The Iranian leadership calculates that the U.S. interest in the Persian Gulf is hitting a point of diminishing returns. They are betting that the American public is tired of "forever wars" and that the American treasury is tired of subsidizing the defense of wealthy monarchies. When that fatigue reaches a breaking point, the withdrawal will be swift.
Redefining Regional Autonomy
If the Gulf states want to avoid the "nakedness" Qalibaf predicts, they must move toward a genuine indigenous collective security framework. This is easier said than done. Deep-seated mistrust, sectarian divides, and competing economic visions make a "Middle Eastern NATO" a distant dream.
Yet, the status quo is becoming untenable. The heavy reliance on U.S. bases has created a moral hazard where local states might take greater risks, assuming the Americans will bail them out. Conversely, it allows Iran to frame every regional dispute as a struggle against "Arrogant Powers" (the U.S.) rather than a legitimate disagreement between neighbors.
The Intelligence Gap
One of the most significant vulnerabilities of the current setup is the reliance on U.S. intelligence. Gulf nations have spent billions on hardware but often lack the deep-bench analytical capabilities to process the data those systems generate. They are dependent on the U.S. for the "picture" of the battlefield. This means they only see what Washington wants them to see. True sovereignty requires not just the sword, but the eyes to see where to strike.
Iran, conversely, has built an intelligence network rooted in the local fabric of the region. They don't need satellites to know what is happening in a Damascus suburb or a Baghdad marketplace; they have people on the ground. This "organic" intelligence is a form of clothing that cannot be stripped away by a change of administration in Washington.
The Strategic Choice Ahead
The rhetoric coming out of Tehran is a challenge to the very foundation of the modern Middle East. It forces a question that most regional leaders would prefer to avoid. Is the American presence a shield or a target?

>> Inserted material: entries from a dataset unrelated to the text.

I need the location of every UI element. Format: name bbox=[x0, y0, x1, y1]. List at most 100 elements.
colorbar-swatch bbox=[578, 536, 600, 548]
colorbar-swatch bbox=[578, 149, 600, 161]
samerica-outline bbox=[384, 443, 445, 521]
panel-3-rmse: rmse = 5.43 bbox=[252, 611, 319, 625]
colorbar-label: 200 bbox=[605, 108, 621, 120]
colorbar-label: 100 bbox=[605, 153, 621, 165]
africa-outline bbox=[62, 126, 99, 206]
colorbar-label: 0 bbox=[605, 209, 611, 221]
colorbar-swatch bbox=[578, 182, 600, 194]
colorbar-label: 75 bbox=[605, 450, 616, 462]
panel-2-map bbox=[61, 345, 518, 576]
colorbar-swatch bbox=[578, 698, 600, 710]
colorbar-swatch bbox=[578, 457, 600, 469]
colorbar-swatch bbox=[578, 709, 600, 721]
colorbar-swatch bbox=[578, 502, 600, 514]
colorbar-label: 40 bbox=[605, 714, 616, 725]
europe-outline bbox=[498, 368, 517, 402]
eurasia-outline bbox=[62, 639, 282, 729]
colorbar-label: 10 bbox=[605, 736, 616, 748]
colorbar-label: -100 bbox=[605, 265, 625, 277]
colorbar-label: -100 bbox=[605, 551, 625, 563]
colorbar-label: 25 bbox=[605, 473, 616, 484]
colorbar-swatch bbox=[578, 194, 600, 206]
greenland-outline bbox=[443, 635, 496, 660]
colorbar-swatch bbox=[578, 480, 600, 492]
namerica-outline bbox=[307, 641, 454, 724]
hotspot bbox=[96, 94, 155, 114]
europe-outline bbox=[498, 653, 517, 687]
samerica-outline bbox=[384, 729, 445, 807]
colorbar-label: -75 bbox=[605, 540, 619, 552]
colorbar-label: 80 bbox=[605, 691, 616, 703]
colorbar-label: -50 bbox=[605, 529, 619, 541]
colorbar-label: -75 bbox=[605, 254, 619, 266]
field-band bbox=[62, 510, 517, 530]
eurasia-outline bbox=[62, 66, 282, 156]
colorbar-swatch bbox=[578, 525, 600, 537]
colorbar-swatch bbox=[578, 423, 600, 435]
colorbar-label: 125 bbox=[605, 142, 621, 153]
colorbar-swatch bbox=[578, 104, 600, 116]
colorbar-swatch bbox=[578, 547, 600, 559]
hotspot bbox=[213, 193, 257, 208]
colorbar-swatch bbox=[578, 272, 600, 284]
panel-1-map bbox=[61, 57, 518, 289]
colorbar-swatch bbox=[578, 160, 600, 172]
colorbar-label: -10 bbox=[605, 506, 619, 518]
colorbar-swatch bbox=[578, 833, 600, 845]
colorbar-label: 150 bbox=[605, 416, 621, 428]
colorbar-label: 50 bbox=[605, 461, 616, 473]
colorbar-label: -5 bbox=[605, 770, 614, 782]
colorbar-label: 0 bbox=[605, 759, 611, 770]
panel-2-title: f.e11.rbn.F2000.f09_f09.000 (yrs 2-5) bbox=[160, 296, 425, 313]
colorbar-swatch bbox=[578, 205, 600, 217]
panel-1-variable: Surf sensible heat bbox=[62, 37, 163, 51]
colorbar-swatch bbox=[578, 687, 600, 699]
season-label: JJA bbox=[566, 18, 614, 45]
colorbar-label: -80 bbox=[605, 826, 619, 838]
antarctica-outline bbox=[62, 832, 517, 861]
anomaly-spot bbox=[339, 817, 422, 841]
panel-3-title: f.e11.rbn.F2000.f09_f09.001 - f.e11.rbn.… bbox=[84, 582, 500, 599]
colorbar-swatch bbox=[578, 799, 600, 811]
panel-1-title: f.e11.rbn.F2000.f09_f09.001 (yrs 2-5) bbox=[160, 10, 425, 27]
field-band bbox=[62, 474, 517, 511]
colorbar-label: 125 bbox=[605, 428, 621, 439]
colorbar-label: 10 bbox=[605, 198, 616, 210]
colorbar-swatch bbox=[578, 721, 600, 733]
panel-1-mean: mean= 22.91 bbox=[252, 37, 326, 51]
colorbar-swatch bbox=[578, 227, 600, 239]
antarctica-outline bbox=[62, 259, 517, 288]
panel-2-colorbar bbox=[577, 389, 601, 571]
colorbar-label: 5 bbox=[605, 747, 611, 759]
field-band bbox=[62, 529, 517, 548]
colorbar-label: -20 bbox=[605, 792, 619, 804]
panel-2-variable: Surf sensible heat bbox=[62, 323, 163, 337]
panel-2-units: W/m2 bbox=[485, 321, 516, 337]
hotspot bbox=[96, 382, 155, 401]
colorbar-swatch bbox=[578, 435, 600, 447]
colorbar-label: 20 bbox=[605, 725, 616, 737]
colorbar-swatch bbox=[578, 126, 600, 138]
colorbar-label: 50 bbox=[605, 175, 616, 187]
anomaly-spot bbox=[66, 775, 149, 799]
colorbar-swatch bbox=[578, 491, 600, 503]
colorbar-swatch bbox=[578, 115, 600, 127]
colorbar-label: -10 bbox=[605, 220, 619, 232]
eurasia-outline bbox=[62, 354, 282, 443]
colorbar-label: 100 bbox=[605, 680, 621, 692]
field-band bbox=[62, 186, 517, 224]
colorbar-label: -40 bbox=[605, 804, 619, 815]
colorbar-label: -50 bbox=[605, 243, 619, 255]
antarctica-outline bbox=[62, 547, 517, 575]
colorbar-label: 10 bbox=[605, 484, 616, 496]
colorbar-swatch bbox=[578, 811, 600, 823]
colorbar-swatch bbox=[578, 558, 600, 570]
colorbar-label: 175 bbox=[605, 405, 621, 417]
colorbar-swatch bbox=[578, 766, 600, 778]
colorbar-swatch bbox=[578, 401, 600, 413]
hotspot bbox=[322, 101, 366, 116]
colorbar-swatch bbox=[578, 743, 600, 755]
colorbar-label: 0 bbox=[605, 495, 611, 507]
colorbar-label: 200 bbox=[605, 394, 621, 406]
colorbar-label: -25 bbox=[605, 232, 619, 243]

If it is a shield, it is one that is visibly cracking. If it is a target, then the host nations are currently standing in the center of the bullseye. The "nakedness" Qalibaf speaks of is not just about a lack of weapons; it is about a lack of a viable Plan B. The U.S. bases in the Gulf are monuments to a strategic era that is rapidly concluding.
The transition to what comes next will be volatile. As the U.S. footprint shrinks—whether by design or by disaster—the nations of the Gulf will have to find a way to cover themselves. They can do this through a genuine, albeit difficult, accommodation with Iran, or they can continue to cling to a security umbrella that is being folded up.
The Iranian Speaker’s words were a warning, but they were also an observation of a trend that is already well underway. In the harsh light of a shifting global order, the old alliances are looking increasingly transparent. For the states of the Persian Gulf, the task now is to build a defense that doesn't rely on the whims of a superpower located seven thousand miles away.
Security that can be given can just as easily be taken away. True strength is never rented. It must be grown from the soil it intends to defend.